We have a new web-based client portal application we are going to use for my company extranet. However, because it was originally designed to be a hosted application, there are several variables involved in all areas that don’t apply to us, since we host it ourselves.
When using said portal, every URL looks something like:
domain.com/login.aspx?QS=jasbndfiaubnfoaeuifwoeifbwfe
The only difference is that the “QS” GET variable is even longer. I made the request of our developers to get rid of this query string for the login page, and the login page only. This is what that code looks like in PHP, inserted at line 1.
if(!$_GET['QS']) { $_GET['QS'] = 'jasbndfiaubnfoaeuifwoeifbwfe'; } |
That’s it. One line of code. In ASP.net, this cost me 3 hours of developer time. THREE hours.
Then I asked our old developers to make a change to their code. It was doing a check in login if they are customers from the new app or the old one. If they are old, it processes the login. If it’they are new, it gives them an error message. So I said, instead of giving them the error, let’s redirect them to /new-directory/login.aspx?email=[base64_encoded email]&password=[base64_encoded password].
This is that code in PHP:
if($is_new) { header("Location: /newdirectory/login.aspx?email=" .base64_encode(stripslashes($_POST['email'])) . "&password=" .base64_encode(stripslashes($_POST['password']))); } else { //process login } |
This cost me 2 hours at $165. Am I getting taken for a ride? I keep telling them – this would take 30 seconds in PHP. And they tell me, yes but ASP.net doesn’t work that way, and we need to change the web.config, and we need to recompile the entire site, etc, etc. If it were just one vendor, I’d be more suspicious, but two separate, unrelated developers are giving me crazy quotes like this.
I hear people bitch about PHP online ad nauseum. Every time I see real code, it appears PHP is FAR faster and far more friendly when it comes to customization.
asp.net:
string QS = Request.QueryString[“QS”] ?? “some Default String”;
As for the 2nd part, there is no reason why they should need to modify the web.config. If they are using codebehind then yes a recompile is necessary (though it should take seconds to compile and deploy). The bigger question is why are you passing sensitive info w/o salting in addition to the base64 encoding otherwise doing a dictionary attack is very easy. Regardless, if you needed to do that in asp.net (psuedocode):
if (IsNew)
byte[] dataBytes = new byte[yourString.Length];
databytes = System.Text.Encoding.UTF8.GetBytes(yourString);
string encodedString = Convert.ToBase64String(encData_byte);
Hardly what I’d call rocket science. You’re getting fed BS.

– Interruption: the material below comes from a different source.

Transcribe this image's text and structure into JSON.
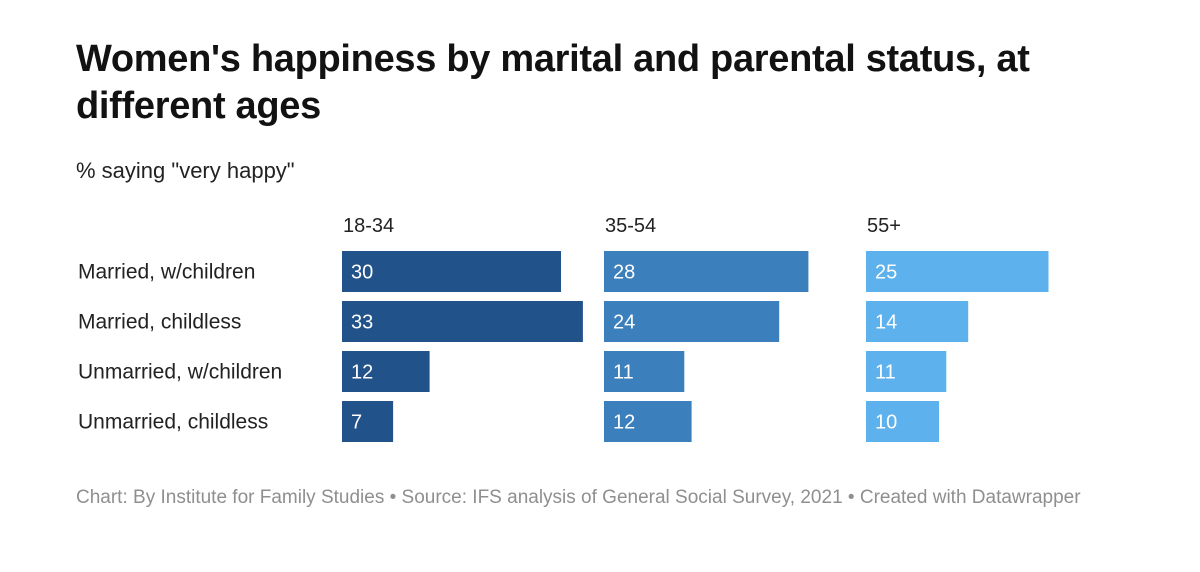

This particular login is a VERY temporary conversion code. Bu it seemed odd how long the quotes were, both from different vendors.
Is it customary for web developers to pad their quotes like this?
Heh, the first thing I thought about when you mentioned padded quotes was SQL.
Regardless, I have no idea…I’m sure there are plenty of not so honest web devs who will try to take advantage of folks. What I find very odd is that you did the right thing by getting multiple quotes, but they were all high. Very strange indeed. Maybe they’re all in cahoots together, running up an asp.net racket ;-).
If you’d like to continue this conversation offline, I’d be happy to tell you what I think an honest quote would be for the work you were looking to get done (I’m not looking for work, however I’d like to help out if it means saving you some money).
It’s pretty typical, I’m going to feed you whatever BS I can and charge whatever I feel you’re capable of paying.
Same thing applies in PHP as well, I charged another client $2,000 to write one line of code.
I used to sell used cars in my prior life, so that helps heh.